There are inconsistencies between the automatic word counts in word processed documents, PDFs, and these file types viewed in Turnitin.

When the uploaded document is Microsoft Word format, there is also an issue with Turnitin not including footnotes and endnotes.

To students Digital Education recommend that when saving their work they follow any guidance from their department. We also recommend that if students have trouble submitting (as occasionally happens) then saving as PDF tends to work - but this may change the word count.
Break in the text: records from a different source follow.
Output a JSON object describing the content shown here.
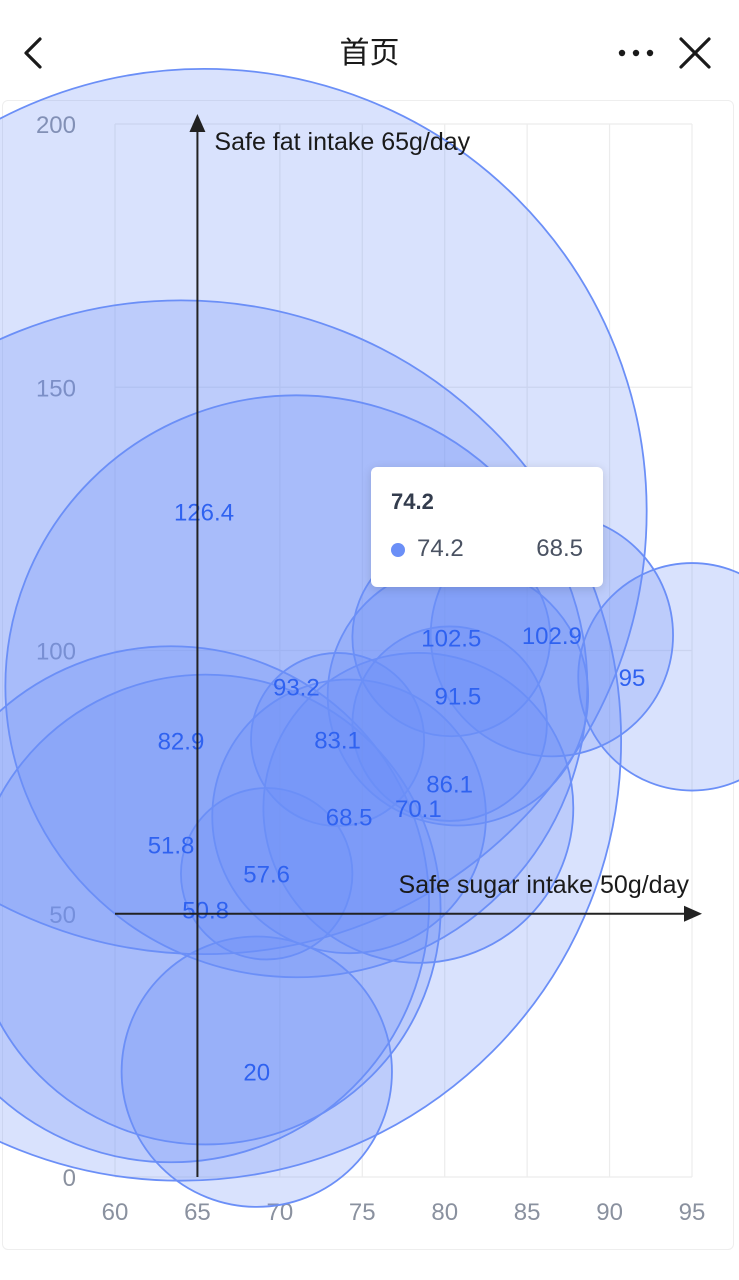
{
  "nav": {
    "title": "首页",
    "back_icon": "chevron-left-icon",
    "more_icon": "more-dots-icon",
    "close_icon": "close-icon"
  },
  "tooltip": {
    "title": "74.2",
    "x_value": "74.2",
    "y_value": "68.5",
    "dot_color": "#6b8ff7"
  },
  "chart_data": {
    "type": "scatter",
    "bubble": true,
    "xlim": [
      60,
      95
    ],
    "ylim": [
      0,
      200
    ],
    "xticks": [
      60,
      65,
      70,
      75,
      80,
      85,
      90,
      95
    ],
    "yticks": [
      0,
      50,
      100,
      150,
      200
    ],
    "grid": true,
    "annotations": [
      {
        "text": "Safe fat intake 65g/day",
        "type": "vertical-arrow",
        "x": 65
      },
      {
        "text": "Safe sugar intake 50g/day",
        "type": "horizontal-arrow",
        "y": 50
      }
    ],
    "colors": {
      "fill": "#6b8ff7",
      "label": "#2f62f0",
      "axis": "#222222",
      "grid": "#ececec",
      "tick": "#8a919f"
    },
    "points": [
      {
        "x": 95,
        "y": 95,
        "size": 13.8,
        "label": "95"
      },
      {
        "x": 86.5,
        "y": 102.9,
        "size": 14.7,
        "label": "102.9"
      },
      {
        "x": 80.8,
        "y": 91.5,
        "size": 15.8,
        "label": "91.5"
      },
      {
        "x": 80.4,
        "y": 102.5,
        "size": 12,
        "label": "102.5"
      },
      {
        "x": 80.3,
        "y": 86.1,
        "size": 11.8,
        "label": "86.1"
      },
      {
        "x": 78.4,
        "y": 70.1,
        "size": 18.8,
        "label": "70.1"
      },
      {
        "x": 74.2,
        "y": 68.5,
        "size": 16.6,
        "label": "68.5"
      },
      {
        "x": 73.5,
        "y": 83.1,
        "size": 10.5,
        "label": "83.1"
      },
      {
        "x": 71,
        "y": 93.2,
        "size": 35.3,
        "label": "93.2"
      },
      {
        "x": 69.2,
        "y": 57.6,
        "size": 10.4,
        "label": "57.6"
      },
      {
        "x": 68.6,
        "y": 20,
        "size": 16.4,
        "label": "20"
      },
      {
        "x": 65.5,
        "y": 50.8,
        "size": 28.5,
        "label": "50.8"
      },
      {
        "x": 65.4,
        "y": 126.4,
        "size": 53.7,
        "label": "126.4"
      },
      {
        "x": 64,
        "y": 82.9,
        "size": 53.4,
        "label": "82.9"
      },
      {
        "x": 63.4,
        "y": 51.8,
        "size": 31.3,
        "label": "51.8"
      }
    ]
  }
}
We have guidance for students on submitting their work.

To staff Digital Education recommend giving students particular guidance which as far as possible refers to (i.e. links to rather than reproduces) the generic guidance we provide for students, flagging up any points of departure explicitly.
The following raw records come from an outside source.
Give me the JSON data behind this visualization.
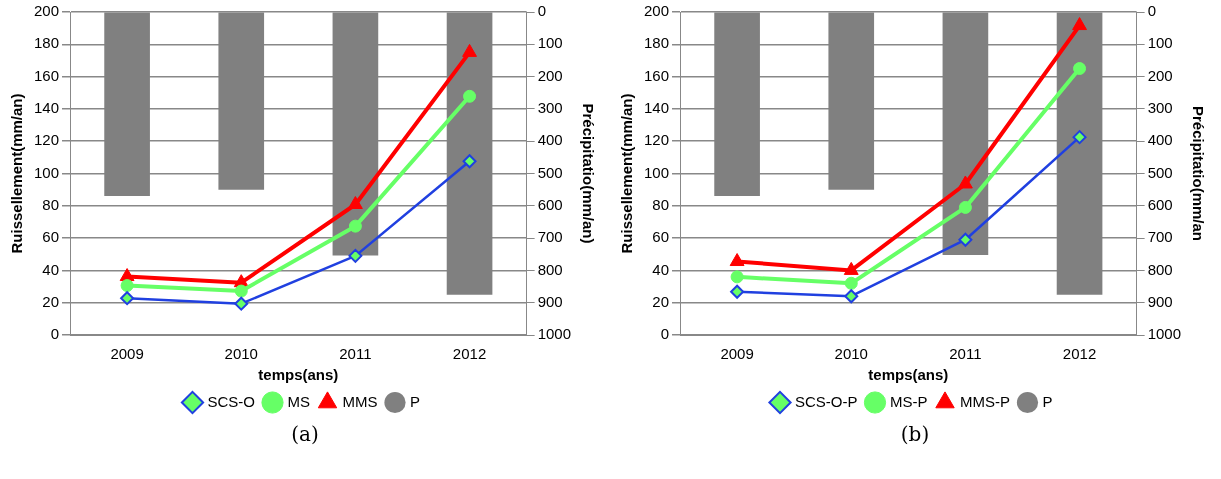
{
  "chart_data": [
    {
      "type": "line",
      "xlabel": "temps(ans)",
      "ylabel": "Ruissellement(mm/an)",
      "y2label": "Précipitatio(mm/an)",
      "categories": [
        "2009",
        "2010",
        "2011",
        "2012"
      ],
      "ylim": [
        0,
        200
      ],
      "yticks": [
        0,
        20,
        40,
        60,
        80,
        100,
        120,
        140,
        160,
        180,
        200
      ],
      "y2lim": [
        1000,
        0
      ],
      "y2ticks": [
        0,
        100,
        200,
        300,
        400,
        500,
        600,
        700,
        800,
        900,
        1000
      ],
      "grid": "y",
      "legend": "bottom",
      "annotations": [
        "(a)"
      ],
      "series": [
        {
          "name": "P",
          "type": "bar",
          "axis": "y2",
          "color": "#808080",
          "values": [
            570,
            550,
            754,
            875
          ]
        },
        {
          "name": "SCS-O",
          "color": "#2040e0",
          "marker": "diamond",
          "values": [
            22.8,
            19.4,
            49,
            107.6
          ]
        },
        {
          "name": "MS",
          "color": "#66ff66",
          "marker": "circle",
          "values": [
            30.6,
            27.2,
            67.4,
            147.8
          ]
        },
        {
          "name": "MMS",
          "color": "#ff0000",
          "marker": "triangle",
          "values": [
            36.2,
            32.4,
            80.8,
            175
          ]
        }
      ]
    },
    {
      "type": "line",
      "xlabel": "temps(ans)",
      "ylabel": "Ruissellement(mm/an)",
      "y2label": "Précipitatio(mm/an",
      "categories": [
        "2009",
        "2010",
        "2011",
        "2012"
      ],
      "ylim": [
        0,
        200
      ],
      "yticks": [
        0,
        20,
        40,
        60,
        80,
        100,
        120,
        140,
        160,
        180,
        200
      ],
      "y2lim": [
        1000,
        0
      ],
      "y2ticks": [
        0,
        100,
        200,
        300,
        400,
        500,
        600,
        700,
        800,
        900,
        1000
      ],
      "grid": "y",
      "legend": "bottom",
      "annotations": [
        "(b)"
      ],
      "series": [
        {
          "name": "P",
          "type": "bar",
          "axis": "y2",
          "color": "#808080",
          "values": [
            570,
            550,
            752,
            875
          ]
        },
        {
          "name": "SCS-O-P",
          "color": "#2040e0",
          "marker": "diamond",
          "values": [
            26.8,
            24,
            59,
            122.5
          ]
        },
        {
          "name": "MS-P",
          "color": "#66ff66",
          "marker": "circle",
          "values": [
            36,
            32,
            79,
            165
          ]
        },
        {
          "name": "MMS-P",
          "color": "#ff0000",
          "marker": "triangle",
          "values": [
            45.5,
            40,
            93.5,
            191.6
          ]
        }
      ]
    }
  ]
}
There's no UCL-wide policy for calculating word counts, but there may be faculty-wide policies so if in doubt about local practice, do consult your own faculty's Board of Examiners.

About the inconsistencies

The inconsistencies are illustrated by an experiment from one academic department, which yielded the following data for the same text. In this case the discrepancy is up to 41 words.

Document type

Word

PDF

Turnitin Word*

Turnitin PDF*

Document with table (table created in Word)


594

594

594

598

The above + footnote


609

610

594**

614

The above + extra table copied from Excel
and pasted as a picture into the document

609

611

594***

635

* 'Turnitin Word' or 'Turnitin PDF' means those file formats rendered in Turnitin's marking environment.
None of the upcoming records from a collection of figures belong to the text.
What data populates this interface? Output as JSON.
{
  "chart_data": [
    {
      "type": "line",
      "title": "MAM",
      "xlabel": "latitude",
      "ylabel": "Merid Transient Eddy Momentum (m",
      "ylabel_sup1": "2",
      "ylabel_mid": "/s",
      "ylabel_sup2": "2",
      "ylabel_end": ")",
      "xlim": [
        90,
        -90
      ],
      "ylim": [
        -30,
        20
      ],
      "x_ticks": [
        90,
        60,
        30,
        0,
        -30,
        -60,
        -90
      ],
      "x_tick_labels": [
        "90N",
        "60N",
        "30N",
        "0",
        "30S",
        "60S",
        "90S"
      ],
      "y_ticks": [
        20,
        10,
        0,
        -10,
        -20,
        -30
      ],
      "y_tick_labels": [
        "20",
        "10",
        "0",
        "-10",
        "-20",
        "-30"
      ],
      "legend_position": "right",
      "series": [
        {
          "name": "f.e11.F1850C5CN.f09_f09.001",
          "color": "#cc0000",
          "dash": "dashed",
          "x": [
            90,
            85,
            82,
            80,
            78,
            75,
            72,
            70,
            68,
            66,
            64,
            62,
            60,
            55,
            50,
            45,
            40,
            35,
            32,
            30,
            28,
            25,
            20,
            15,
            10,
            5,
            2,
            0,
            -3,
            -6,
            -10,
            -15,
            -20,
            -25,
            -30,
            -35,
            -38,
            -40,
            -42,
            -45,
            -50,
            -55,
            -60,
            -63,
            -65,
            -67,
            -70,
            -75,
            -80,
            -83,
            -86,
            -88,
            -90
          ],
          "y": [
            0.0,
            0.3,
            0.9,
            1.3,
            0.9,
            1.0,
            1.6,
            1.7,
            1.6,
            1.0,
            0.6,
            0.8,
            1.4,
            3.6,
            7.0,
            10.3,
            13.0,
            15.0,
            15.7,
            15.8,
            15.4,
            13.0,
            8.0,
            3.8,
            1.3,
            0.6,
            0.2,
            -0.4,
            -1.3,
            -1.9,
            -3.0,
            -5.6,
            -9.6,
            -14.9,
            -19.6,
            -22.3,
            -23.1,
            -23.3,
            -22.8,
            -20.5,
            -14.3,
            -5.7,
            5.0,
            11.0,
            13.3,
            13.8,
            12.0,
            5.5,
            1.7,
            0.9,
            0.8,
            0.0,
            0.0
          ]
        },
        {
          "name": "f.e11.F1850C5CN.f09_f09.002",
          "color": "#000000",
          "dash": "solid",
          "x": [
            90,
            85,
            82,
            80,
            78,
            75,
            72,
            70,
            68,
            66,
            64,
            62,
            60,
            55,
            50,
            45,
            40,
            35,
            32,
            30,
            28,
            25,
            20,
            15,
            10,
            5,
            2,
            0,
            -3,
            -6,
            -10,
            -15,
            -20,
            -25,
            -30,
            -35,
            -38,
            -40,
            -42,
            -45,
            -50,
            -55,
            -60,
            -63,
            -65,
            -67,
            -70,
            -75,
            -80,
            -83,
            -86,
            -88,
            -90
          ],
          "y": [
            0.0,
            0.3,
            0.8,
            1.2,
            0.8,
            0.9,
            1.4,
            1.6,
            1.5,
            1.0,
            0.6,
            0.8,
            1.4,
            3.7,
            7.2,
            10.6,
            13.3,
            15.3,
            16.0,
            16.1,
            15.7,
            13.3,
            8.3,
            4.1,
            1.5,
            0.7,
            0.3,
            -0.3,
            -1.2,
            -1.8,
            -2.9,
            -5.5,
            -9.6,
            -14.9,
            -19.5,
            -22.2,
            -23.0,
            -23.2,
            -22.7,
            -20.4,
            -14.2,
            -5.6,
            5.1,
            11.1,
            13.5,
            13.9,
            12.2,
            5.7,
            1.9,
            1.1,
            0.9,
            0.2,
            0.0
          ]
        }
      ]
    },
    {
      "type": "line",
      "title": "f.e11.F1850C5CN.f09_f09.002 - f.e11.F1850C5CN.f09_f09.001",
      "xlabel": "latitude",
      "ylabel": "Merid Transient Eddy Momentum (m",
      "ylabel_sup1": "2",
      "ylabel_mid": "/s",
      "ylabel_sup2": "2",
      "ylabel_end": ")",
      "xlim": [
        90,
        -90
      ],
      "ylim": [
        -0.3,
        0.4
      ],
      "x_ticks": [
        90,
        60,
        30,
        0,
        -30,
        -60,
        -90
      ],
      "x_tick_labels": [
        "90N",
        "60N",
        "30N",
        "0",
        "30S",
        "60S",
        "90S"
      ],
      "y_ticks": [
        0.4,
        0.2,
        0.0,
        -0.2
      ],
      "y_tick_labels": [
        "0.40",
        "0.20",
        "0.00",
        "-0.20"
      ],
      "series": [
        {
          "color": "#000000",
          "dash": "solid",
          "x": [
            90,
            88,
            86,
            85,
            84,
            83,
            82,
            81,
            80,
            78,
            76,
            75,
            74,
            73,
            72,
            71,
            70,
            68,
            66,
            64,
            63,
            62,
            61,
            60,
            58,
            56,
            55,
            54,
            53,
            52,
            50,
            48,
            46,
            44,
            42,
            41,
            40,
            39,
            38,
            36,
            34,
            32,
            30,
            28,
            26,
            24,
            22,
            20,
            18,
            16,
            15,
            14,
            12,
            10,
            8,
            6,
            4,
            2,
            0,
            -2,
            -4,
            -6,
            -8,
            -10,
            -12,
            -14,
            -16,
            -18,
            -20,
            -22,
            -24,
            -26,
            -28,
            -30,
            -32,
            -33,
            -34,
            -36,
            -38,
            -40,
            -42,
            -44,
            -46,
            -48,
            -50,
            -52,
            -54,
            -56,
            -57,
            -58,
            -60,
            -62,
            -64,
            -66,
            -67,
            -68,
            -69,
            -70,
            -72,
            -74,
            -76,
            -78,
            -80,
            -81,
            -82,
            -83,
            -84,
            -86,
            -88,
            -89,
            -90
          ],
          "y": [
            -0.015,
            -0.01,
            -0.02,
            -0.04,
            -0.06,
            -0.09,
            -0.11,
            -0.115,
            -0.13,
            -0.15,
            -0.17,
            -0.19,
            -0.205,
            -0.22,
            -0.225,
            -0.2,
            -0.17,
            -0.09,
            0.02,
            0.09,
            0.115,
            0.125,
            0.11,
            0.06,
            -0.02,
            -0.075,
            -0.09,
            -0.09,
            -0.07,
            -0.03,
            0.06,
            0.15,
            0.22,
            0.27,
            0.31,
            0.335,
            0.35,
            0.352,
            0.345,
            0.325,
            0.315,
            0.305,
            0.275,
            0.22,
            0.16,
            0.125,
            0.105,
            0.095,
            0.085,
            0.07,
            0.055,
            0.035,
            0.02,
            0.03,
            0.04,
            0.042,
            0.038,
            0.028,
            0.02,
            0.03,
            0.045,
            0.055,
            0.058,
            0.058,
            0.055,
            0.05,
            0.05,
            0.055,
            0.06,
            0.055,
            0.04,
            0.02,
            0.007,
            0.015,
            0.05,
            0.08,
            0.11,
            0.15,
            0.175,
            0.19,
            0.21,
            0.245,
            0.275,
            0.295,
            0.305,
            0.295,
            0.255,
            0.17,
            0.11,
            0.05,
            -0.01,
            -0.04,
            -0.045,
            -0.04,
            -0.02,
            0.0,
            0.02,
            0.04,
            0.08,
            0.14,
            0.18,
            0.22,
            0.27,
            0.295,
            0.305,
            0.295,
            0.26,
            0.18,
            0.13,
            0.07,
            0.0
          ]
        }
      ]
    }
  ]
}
** the footnote was not counted by Turnitin when the document was uploaded as a Word document.

*** the table, when copied from excel and pasted as a picture into the Word document, was not counted by Turnitin when the document was uploaded as a Word document.

Turnitin's approach to the word count

Turnitin explains its approach to word count as follows:

“Turnitin uses a word counting algorithm very similar to that of Microsoft Word.  For everything except HTML, PDF, and PS file types, we rely on Microsoft Word's word count system."

Note: Turnitin's word count does not count the words in textboxes, footnotes, and endnotes since these are not included by default. For example, if the whole paper (e.g., a form) is in a textbox, it may be rejected because the word count is too low.”

  • Although Microsoft Word word count does in fact include words in text boxes, footnotes and endnotes (unless that checkbox is unchecked in the Word Count dialog box), Turnitin doesn't include them in its word count unless the document is uploaded as a text based PDF (with text based PDFs, it can't tell the difference - it's all just words).
  • Image based PDFs are solely image files which Turnitin cannot process.

What departments can do

At least one faculty Board of Examiners has discussed this matter formally. There was agreement that it wouldn't be feasible to have faculty-wide framework calculating word counts.

Other institutions e.g. University of Sussex urge their staff to treat the word count as indicative only, and to use their judgement. In this respect the word count is not accurate, but it may still be an advance on the judgements which used to happen with paper-based marking.

If there is a likelihood that, to circumvent the word count, students will displace text from the body of the essay into footnotes or any other form which is not counted by the algorithm, then consider asking the students to state an inclusive word count before uploading.

Students should be provided with clear, consistent, salient guidance on:

  • Whether there is a template and instructions to standardise things like margins, font style and size, etc. (it may be that standardised submissions are a further visual aid to markers on word count who can then estimate that x number of words is roughly y number of pages - though diagrams and images complicate the estimation).
  • The format students should save their work in (again please note that only in PDF format does Turnitin count footnotes, endnotes, etc.).
  • Whether the word count should be based on the Turnitin value (and how to check) or the original word-processed value.
  • If the word count isn't based on the Turnitin value, then whether students should include a statement of the word count.
  • Whether the word count should include words in textboxes, footnotes and endnotes (it often will - otherwise there is an incentive for students to display text into these elements to exclude them from the word count), and some guidance about how to configure the word count to include them.
  • That it is possible for markers to download original work to check the word count.  

Departments should also direct markers' attention to guidance provided to students.

Note that it is possible to bulk download Turnitin submissions in the original file format, before and after the Post Date. 

Take opportunities to explain and repeat the ethical reasons for a word count so they become understood as equal opportunity for students rather than convenience for markers.

If this doesn't meet your needs

Consider using Moodle Assignment. Since student work opens in its original format, there won't be a discrepancy between the original and uploaded work.

Questions and answers

Can we ask students to break up the work into separate files, isolating the actual essay into a single file?

In theory it's possible to ask students to split work into different files e.g. one for the coversheet, one for the body of the work, and one for the references section. However, while this would improve the accuracy of the word count (though only somewhat - see above) this may prove too onerous both for the students and for the markers, who would need to frequently cross-reference between files.